A node that contains a grammer rule.
"""
pretty = "Grammar Rule"
def left_member(self):
return self.children.strip("'").strip('"').split(" ")[0]
def rewrite_full(self):
data = self.children.strip("'").strip('"').split(" ")
if data[0].isupper() and data[0] != "S'":
code = '\n\n "%s" ::=' % data[0]
else:
code = '\n\n <%s> ::= ' % data[0]
for child in data[2:]:
if child.isupper():
code += ' "%s"' % child
else:
code += " <%s>" % child
code += "\n"
return code
def rewrite_end(self):
data = self.children.strip("'").strip('"').split(" ")
code = " \\alt"
for child in data[2:]:
if child.isupper():
code += ' "%s"' % child
else:
code += " <%s>" % child
code += "\n"
return code
Back to the parser!
At the beginnig we need to import the AST file:
import ast as AST
Then, we need to redefine some p_
functions in order to create the AST:
@staticmethod
def p_relevantdata(p):
"""RelevantData : DataLines"""
p[0] = AST.RelevantDataNode(p[1])
@staticmethod
def p_grammarrule(p):
"""DataLine : LPAREN GRAMMARRULE RPAREN"""

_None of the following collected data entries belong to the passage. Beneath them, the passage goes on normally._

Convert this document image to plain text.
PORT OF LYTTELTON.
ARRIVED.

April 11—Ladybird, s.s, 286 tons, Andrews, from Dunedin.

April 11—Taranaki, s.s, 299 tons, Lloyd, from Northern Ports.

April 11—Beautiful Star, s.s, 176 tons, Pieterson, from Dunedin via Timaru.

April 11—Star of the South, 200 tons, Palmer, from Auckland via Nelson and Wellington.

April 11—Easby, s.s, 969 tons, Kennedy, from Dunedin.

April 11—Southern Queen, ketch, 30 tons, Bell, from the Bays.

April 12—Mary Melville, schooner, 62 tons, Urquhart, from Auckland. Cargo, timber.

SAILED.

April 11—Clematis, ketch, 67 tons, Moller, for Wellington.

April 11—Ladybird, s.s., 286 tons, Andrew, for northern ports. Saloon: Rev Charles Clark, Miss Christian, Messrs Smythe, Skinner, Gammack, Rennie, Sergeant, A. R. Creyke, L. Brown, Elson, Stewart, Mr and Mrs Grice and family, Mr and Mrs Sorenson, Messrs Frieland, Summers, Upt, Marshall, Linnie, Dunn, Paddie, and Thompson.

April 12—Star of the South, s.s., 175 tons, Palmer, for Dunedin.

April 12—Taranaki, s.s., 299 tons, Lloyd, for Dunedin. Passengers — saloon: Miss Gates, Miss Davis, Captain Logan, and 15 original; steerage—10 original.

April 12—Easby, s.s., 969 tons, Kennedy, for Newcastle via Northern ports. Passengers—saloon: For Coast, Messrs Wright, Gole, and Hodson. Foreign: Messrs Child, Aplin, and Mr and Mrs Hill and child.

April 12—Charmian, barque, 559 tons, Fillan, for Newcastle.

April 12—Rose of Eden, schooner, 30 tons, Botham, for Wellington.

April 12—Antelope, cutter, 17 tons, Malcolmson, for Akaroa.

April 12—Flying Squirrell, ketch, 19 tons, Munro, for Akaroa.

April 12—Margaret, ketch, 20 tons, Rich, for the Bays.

# Let's discard the parenthesis, we don't need those
p[0] = AST.GrammarRuleNode(p[2])
Let’s make it work!
In your ipython call:
import myyacc
parser = myyacc.MyParser()
ast = parser.parse_file("/tmp/parsetab.py")
code = ast.rewrite()
with open("/tmp/grammar.tex", "w") as grammar:
grammar.write(code)
And then compile your grammar.tex
file and see if you have the correct output!